UK: Domestic factors pulling GBP in opposing directions – Lloyds Bank
In view of analysts at Lloyds Bank, GBP is likely to be influenced by domestic forces which includes Brexit negotiations and evolving UK interest rate environment.
Key Quotes
“Two key domestic forces will heavily influence the British pound in the coming months. First, the progression of Brexit negotiations. Recent intra-day price action, in response to lead EU negotiator Michel Barnier’s suggestion that talks had stalled highlight how sensitive the pound is to Brexit developments. To this point, there has been little substantive progress, and with the size of the “divorce payment”, status of EU citizens in the UK and management of the Irish border, all still unresolved, a question remains over whether Barnier will be given the green light to engage in discussions on the future relationship this year. In fact, with negotiations seemingly at an impasse, it was recently reported that UK sources see a “Brexit breakdown” if the EU refuses to compromise. With relations fraying, this issue has further potential to weigh on sterling.”

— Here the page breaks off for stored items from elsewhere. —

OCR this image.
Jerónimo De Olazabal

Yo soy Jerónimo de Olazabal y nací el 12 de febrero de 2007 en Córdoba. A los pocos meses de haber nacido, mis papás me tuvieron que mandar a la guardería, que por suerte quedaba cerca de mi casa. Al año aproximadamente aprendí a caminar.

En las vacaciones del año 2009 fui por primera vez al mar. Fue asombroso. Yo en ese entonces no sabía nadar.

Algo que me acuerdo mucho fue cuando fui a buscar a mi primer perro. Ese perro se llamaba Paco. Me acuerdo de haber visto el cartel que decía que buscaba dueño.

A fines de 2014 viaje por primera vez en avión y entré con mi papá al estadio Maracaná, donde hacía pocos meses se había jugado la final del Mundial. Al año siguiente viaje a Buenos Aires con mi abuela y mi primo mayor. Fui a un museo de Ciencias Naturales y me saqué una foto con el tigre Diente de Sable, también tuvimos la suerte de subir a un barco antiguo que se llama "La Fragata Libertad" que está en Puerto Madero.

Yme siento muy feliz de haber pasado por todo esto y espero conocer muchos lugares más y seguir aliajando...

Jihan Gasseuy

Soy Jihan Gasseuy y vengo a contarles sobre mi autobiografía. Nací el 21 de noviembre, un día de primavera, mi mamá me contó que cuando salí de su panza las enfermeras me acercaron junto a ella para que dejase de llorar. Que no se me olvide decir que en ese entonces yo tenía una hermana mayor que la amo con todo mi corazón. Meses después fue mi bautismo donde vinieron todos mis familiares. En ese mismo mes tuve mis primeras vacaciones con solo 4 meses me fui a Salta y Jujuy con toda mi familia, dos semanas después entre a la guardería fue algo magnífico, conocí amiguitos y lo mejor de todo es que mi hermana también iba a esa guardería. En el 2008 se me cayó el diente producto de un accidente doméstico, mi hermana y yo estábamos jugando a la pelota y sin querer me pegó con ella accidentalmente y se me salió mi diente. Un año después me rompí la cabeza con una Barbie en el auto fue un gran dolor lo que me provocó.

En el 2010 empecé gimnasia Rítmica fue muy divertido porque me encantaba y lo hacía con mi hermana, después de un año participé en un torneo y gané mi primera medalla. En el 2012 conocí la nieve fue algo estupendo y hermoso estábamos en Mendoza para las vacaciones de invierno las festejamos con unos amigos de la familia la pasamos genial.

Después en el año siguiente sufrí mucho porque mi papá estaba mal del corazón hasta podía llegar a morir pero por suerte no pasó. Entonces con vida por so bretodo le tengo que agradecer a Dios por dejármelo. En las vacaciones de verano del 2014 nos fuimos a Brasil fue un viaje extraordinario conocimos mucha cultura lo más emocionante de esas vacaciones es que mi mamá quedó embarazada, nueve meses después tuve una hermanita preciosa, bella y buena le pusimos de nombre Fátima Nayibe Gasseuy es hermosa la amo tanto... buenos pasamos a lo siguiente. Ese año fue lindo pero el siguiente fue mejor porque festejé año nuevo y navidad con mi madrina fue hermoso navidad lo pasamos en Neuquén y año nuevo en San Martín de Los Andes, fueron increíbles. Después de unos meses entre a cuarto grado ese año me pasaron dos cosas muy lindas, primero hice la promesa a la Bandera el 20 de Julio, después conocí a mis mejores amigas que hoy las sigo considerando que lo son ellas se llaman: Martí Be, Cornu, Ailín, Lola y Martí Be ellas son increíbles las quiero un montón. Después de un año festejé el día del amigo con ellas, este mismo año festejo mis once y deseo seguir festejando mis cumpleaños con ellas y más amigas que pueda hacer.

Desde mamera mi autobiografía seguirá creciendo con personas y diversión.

“In contrast, the second factor – the evolving UK interest rate environment – has been supportive of the pound. Following the more ‘hawkish’ than expected minutes from September’s BoE policy meeting and upbeat comments from MPC policymakers, including Governor Carney, the market is ‘pricing in’ an 85% chance of the committee voting, in November, to take back last year’s emergency cut. We expect a further 25bp increase in rates in August 2018.”